Let Them Know
“I can’t tell them. I don’t want to bother them.” That is what I thought for so long. For over a year, as my personal mental health concerns grew and worsened, I kept them a secret. I denied my issues, and I denied there was a problem that any help could even fix. In time, I realized I was wrong, and it was well past time to tell someone I needed help. 7 years later, I still had not disclosed everything, and my path to recovery changed drastically again.
It’s scary telling people about problems they cannot see, and it is extremely difficult to tell them everything. It may even feel like explaining it all might just make things worse, for you, and for everyone who knows you. Regardless, it is painfully necessary to let someone—anyone close, who will listen with concern, that you trust—what is really going on, and how you struggle. Whether it’s substance use, physical abuse, emotional turmoil, social difficulties, or the possibility of a mental disorder, it is better to try informing someone, than continuing, day and night, to suffer all alone.
I was bullied from age 4 to age 18; I explored my limits with alcohol, marijuana, and intimacy; many of my relationships crumbled, and I had signs and symptoms of mental illness: but I never, truly let another person know until I was 22 years old.

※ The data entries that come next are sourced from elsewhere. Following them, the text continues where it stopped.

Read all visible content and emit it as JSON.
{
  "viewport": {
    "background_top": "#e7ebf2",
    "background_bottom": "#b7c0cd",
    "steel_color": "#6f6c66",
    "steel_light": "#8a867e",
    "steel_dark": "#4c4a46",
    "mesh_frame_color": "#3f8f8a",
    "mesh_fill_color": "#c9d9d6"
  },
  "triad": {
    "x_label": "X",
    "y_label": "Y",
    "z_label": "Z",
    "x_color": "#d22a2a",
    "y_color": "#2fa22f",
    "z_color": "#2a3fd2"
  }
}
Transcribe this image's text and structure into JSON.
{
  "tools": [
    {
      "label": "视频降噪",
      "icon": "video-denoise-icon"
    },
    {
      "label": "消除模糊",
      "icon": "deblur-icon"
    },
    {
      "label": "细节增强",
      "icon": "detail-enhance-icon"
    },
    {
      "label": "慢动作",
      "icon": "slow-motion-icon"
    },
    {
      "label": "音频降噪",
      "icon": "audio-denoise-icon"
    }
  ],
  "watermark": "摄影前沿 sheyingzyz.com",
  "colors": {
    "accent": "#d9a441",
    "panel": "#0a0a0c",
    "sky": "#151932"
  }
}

My recovery was overdue. At age 16 I sought help for suicidal thoughts, but didn’t say enough, and was misdiagnosed with bipolar disorder for almost 6 years. Only recently, after honestly, fully informing those closest to me and my doctors, have I found accurate labels for my problems, and reliable treatment paths. And only recently, it has begun to feel 100% better. I know it feels horrible describing personal shortcomings, but it might be necessary to get better.

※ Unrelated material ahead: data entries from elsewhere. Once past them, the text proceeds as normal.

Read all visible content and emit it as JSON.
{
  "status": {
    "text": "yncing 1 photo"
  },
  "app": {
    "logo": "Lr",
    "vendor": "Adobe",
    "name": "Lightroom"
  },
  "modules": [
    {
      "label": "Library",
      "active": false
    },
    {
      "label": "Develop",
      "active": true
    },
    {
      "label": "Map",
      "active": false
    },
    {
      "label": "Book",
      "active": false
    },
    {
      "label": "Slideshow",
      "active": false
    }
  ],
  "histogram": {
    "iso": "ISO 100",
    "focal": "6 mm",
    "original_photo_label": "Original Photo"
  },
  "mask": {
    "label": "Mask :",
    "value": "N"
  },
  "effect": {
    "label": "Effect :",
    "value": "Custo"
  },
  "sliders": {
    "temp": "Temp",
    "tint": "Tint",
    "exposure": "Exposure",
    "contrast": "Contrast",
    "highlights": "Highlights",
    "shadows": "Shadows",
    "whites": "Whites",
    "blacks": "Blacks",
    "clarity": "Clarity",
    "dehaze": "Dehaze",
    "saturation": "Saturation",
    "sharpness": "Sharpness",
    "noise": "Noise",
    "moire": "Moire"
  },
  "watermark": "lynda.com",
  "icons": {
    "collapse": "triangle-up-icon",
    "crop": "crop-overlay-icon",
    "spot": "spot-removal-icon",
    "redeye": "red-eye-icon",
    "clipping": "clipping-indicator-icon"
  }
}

In my experience and the experiences of others I have talked with, the following are key steps in asking someone for support:
· State the problem(s)
· List the symptoms of the problem(s)
· Describe how the problem(s) make your life difficult
· Let them know you want help with the problem; that you want to get better
I have heard from others, including members of support groups, therapists, psychiatrists and other doctors, that only we—as individuals—have the power to change and improve our own lives. I resisted this overused phrase for so long, but it is true. Only you have the power to change things, and that may mean that you have to address things or take action to recover. If the problem seems unbearable, I recommend it, a lot of others in recovery recommend it, and the hardship is worth it with time when you stop fighting it alone.